Niederbronn les Bains ist in den Nordvogesen, an den grünen Auslaüfern des Piemont angelegt und bietet wunderbare Landschaften. Die Burgen, die die Höhen markieren, schildern die Geschichte dieser Gegend. Die Steine bewaren ihre ganzen Geheimnisse. Erobern Sie diese Festungen über 480 Km markierte Wanderwege. Wärend Ihren Eskapaden werden Sie den Zauber der legendären Stätten, die den Ruf von Niederbronn-les-Bains machen, entdecken.

Niederbronn les Bains, die Perle der Nordvogesen, ist eine von Tradition geprägte Gegend und wo sich eine hohe Anzahl von typischen Dörfer mit reichem historischen Erbes den Besuchern anbietet.

In Offwiller überlebt eine Jahrhundert alte Tradition, verbunden mit der Verehrung der Fruchtbarkeit: Das “Schieweschlawe”, ein Abschiessen, mit einer Rute über einen Stein, von entflammten Holzscheiben, jeden Sonntag nach dem “Mardi gras”

Dambach, wo noch starke Überreste von einer mittelalterischen Belagerung in den Höhen bestehen, ist auch für seinen Bunker auf der Maginot Linie und die Aufzucht von “Highland Cattles” bekannt.

Schirlenhof, ein Dorf dass zu Gundershoffen gehört, war das Theater der ersten Kämpfe des Krieges von 1870.

Ganz in der Nähe, Reichshoffen, Hauptquartier von Feldmarschall Mac-Mahon wärend diesen schwarzen Zeiten, war ebenfals die Hauptstätte der Schmiedenmeistern De Dietrich und beherbergt übrigens ein bemerkenswertes Eisenmuseum und die damit verbundene örtliche Geschichte.

Zinswiller, ein Dorf in industrieller Berufung, besteht zum Teil aus hübschen Holzhaüser und Blumegeschmückte Strassen.

In den Gassen von Oberbronn, entdeckt der Besucher eine beeindruckende Architektur und kann im Oktober die berühmte “Keschtewurscht”, eine Blutwurst mit Kastanien gefüllt, die örtliche kulinarische Spezialität, kosten.

Das Dorf von Windstein ist eng mit der Geschichte seiner zwei Burgen, mittelalterliche eindrucksvolle Halbhöhlenruinen, verbunden.

Rothbach, ehemaliges Winzerdorf, ist heutzutage für seine typischen Haüser vom Piemont sowie für seine Sandbrüche bekannt.

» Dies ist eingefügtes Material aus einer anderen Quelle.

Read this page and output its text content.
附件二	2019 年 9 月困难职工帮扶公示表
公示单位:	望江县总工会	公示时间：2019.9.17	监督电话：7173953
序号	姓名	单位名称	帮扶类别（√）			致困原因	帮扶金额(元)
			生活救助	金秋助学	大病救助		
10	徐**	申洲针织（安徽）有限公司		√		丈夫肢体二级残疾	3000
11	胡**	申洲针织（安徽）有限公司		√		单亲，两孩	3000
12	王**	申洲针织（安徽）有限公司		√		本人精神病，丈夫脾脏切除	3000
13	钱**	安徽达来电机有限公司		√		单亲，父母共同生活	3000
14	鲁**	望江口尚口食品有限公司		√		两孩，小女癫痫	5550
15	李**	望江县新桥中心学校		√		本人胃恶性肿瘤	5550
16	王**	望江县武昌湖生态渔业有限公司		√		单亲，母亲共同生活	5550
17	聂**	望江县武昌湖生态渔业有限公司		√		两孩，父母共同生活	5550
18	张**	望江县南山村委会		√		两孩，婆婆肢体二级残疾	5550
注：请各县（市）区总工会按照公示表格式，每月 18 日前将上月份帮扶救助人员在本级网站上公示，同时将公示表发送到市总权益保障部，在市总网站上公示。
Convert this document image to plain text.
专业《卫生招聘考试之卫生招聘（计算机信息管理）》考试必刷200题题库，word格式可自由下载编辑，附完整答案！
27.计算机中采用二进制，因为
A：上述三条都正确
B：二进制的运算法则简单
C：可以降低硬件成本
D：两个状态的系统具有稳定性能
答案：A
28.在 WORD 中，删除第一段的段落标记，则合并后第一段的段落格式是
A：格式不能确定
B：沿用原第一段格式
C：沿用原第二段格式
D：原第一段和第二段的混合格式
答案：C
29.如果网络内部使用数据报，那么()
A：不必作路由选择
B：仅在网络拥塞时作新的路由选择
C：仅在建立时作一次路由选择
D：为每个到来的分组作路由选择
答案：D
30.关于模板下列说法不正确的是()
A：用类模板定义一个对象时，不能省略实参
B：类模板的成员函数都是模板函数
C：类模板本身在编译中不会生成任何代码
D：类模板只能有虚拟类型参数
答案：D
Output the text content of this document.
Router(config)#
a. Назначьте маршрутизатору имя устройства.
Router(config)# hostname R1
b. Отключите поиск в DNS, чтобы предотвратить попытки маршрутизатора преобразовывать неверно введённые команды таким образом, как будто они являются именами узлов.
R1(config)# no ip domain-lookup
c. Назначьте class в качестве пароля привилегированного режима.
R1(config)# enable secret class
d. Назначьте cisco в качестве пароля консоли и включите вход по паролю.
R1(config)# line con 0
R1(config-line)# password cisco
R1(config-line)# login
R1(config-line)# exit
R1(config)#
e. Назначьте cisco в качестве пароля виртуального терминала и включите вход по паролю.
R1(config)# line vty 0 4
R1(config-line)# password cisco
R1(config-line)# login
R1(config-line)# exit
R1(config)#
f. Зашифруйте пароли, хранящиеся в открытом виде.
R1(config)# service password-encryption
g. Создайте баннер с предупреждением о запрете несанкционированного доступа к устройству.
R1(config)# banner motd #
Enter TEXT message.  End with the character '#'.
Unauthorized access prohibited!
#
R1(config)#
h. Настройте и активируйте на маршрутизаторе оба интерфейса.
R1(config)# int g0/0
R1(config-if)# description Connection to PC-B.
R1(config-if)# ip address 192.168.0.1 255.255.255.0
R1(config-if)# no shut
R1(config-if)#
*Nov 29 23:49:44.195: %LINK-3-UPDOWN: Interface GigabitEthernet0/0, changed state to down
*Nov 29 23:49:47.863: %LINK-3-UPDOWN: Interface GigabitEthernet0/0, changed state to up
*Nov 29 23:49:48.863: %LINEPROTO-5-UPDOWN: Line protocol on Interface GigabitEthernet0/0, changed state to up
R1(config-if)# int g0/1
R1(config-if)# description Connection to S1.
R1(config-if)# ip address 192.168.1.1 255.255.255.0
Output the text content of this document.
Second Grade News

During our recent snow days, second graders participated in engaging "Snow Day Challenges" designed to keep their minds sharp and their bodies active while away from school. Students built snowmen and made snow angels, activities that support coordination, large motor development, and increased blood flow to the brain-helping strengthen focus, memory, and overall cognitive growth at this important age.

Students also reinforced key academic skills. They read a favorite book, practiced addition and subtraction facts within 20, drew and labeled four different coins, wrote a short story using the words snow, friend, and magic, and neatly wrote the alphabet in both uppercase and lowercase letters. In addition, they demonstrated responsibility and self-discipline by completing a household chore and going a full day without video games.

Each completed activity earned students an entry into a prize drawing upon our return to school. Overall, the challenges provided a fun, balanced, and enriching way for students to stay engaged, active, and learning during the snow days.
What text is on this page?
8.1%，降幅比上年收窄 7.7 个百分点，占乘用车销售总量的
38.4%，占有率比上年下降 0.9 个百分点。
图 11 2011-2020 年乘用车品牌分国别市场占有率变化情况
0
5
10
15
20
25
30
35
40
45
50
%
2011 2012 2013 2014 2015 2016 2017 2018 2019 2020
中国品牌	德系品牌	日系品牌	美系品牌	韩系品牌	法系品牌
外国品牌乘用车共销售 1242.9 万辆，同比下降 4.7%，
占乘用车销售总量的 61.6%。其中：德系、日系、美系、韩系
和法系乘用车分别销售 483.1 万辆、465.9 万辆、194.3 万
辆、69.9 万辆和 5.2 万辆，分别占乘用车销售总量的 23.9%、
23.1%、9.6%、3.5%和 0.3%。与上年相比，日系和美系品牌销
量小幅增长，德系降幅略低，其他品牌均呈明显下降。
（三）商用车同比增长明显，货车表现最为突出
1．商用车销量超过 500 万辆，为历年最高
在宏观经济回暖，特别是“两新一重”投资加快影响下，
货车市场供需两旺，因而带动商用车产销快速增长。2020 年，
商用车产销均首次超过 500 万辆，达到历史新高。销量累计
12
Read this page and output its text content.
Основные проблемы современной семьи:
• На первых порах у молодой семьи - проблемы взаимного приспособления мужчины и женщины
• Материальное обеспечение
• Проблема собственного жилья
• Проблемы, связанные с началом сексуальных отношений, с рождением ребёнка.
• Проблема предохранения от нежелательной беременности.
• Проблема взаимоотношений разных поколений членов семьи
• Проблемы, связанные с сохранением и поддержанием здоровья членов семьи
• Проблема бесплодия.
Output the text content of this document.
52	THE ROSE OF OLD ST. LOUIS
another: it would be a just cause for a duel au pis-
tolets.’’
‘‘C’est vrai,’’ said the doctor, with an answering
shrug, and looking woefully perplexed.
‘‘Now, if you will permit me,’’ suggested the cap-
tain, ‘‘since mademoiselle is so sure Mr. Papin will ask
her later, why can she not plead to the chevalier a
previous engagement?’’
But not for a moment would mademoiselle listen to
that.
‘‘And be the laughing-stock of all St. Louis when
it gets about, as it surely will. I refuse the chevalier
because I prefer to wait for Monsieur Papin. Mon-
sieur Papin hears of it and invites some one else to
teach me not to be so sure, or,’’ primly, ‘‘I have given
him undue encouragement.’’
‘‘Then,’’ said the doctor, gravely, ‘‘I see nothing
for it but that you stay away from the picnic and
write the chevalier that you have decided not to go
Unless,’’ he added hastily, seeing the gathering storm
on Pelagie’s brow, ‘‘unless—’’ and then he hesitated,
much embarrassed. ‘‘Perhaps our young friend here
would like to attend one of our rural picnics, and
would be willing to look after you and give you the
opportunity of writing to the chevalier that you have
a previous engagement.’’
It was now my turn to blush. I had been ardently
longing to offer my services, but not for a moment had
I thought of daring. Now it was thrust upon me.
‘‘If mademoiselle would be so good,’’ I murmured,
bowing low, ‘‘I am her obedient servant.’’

Das sehr typische und Blumen geschmücktes Dorf von Uttenhoffen, ist im Zusammenfluß der nördlichen Zinsel  und des Falkensteinerbaches angesiedelt. Es geherbergt mit Stolz eine evangelische Kirche, bekannt als die kleinste Kirche im Elsass. Der Chor, das Meisterstück der regionalen religiösen Architektur, stammt aus dem des 16. Jahrhundert.